Subsequently, the Spirit applies the benefits of the gospel to those who respond with pistis, that is, allegiance (bodily loyalty inclusive of trust).
I’ve said before that Bates badly overstates the argument about “allegiance”. It seems to me more accurate to say that pistis is the belief or faith (essentially in God’s new future) that leads a person to pledge allegiance to Jesus as Lord.
- Salvation By Allegiance Alone (5): the exegetical evidence for faith as allegiance
- Review of Matthew Bates, Gospel Allegiance. What is faith?
The other point I would make here is that the “benefits of the gospel” should not be understood in modern terms, as a matter of personal moral spiritual well-being, but as part of the apocalyptic narrative. Bates is trying to reformulate the grounds on which believers today acquire the spiritual benefits of being reconciled to the living God through Jesus. That is important, to be sure, but it misses the future oriented hope that drove the mission of the disciples and the witness of the churches in the New Testament.

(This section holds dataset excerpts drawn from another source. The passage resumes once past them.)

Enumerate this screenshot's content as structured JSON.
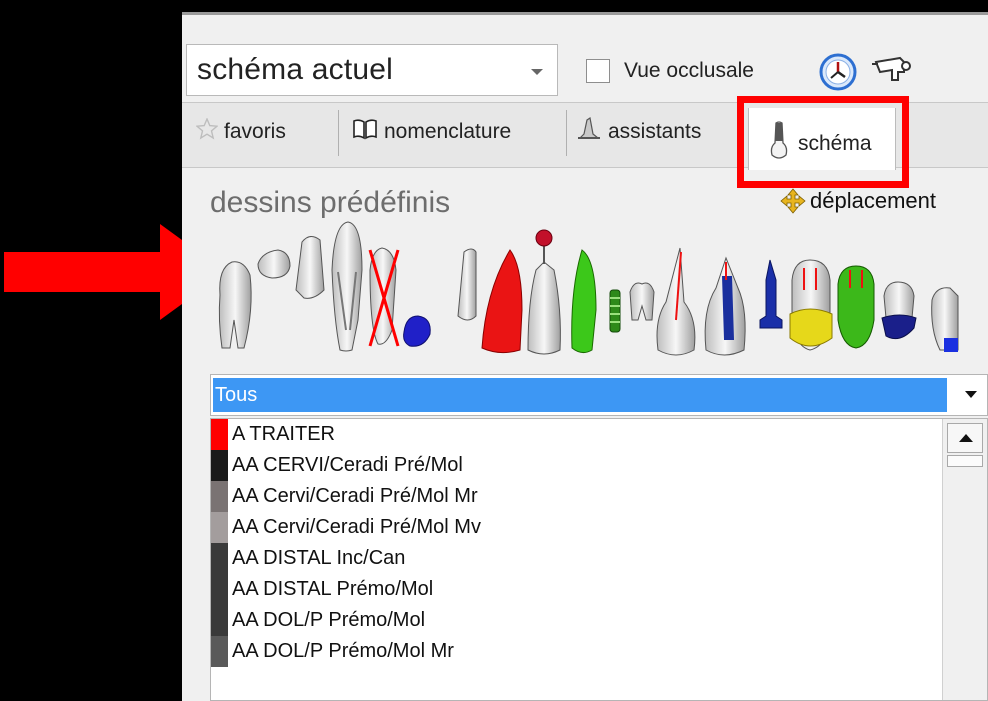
{
  "toolbar": {
    "view_select_value": "schéma actuel",
    "occlusal_checkbox_label": "Vue occlusale",
    "occlusal_checked": false
  },
  "tabs": [
    {
      "label": "favoris",
      "icon": "star-icon"
    },
    {
      "label": "nomenclature",
      "icon": "book-icon"
    },
    {
      "label": "assistants",
      "icon": "wizard-hat-icon"
    },
    {
      "label": "schéma",
      "icon": "tooth-icon",
      "active": true
    }
  ],
  "drawings": {
    "title": "dessins prédéfinis",
    "move_label": "déplacement"
  },
  "filter": {
    "selected": "Tous"
  },
  "list": {
    "items": [
      {
        "label": "A TRAITER",
        "color": "#ff0000"
      },
      {
        "label": "AA CERVI/Ceradi Pré/Mol",
        "color": "#1a1a1a"
      },
      {
        "label": "AA Cervi/Ceradi Pré/Mol Mr",
        "color": "#7a7373"
      },
      {
        "label": "AA Cervi/Ceradi Pré/Mol Mv",
        "color": "#a39d9d"
      },
      {
        "label": "AA DISTAL Inc/Can",
        "color": "#3a3a3a"
      },
      {
        "label": "AA DISTAL Prémo/Mol",
        "color": "#3a3a3a"
      },
      {
        "label": "AA DOL/P Prémo/Mol",
        "color": "#3a3a3a"
      },
      {
        "label": "AA DOL/P Prémo/Mol Mr",
        "color": "#5a5a5a"
      }
    ]
  },
  "colors": {
    "highlight_red": "#ff0000",
    "selection_blue": "#3d97f4"
  }
}
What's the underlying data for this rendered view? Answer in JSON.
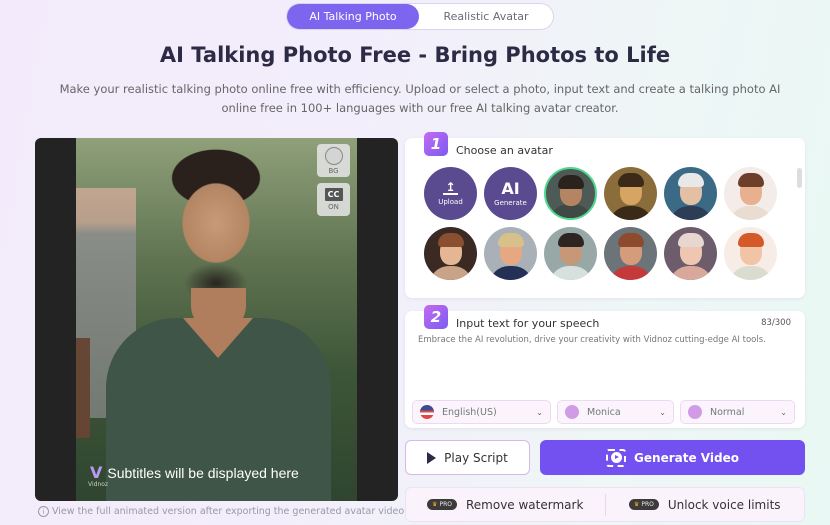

Moreover, because we mostly discount the apocalyptic narrative when we read the New Testament, we also lack a comparable missional orientation for the church today. A king Jesus gospel should do far more than bestow benefits on believers. It should inspire the church to live up to its priestly-prophetic calling as we enter a period of enormous upheaval and change, for which the coronavirus pandemic is merely a rehearsal.
The gospel proper is what the king has done for us apart from whether you or I have responded….
No, it is about what God did for his own sake, for his own glory, to justify himself in the first place, to demonstrate his rightness when it looked as though everything was falling apart, to bring to an end the captivity of his people, to bring to an end the power of a deeply offensive and corrupt pagan civilisation, to establish his reputation among the nations. We are here, these days, to serve pretty much the same purpose, only secondarily to benefit from it.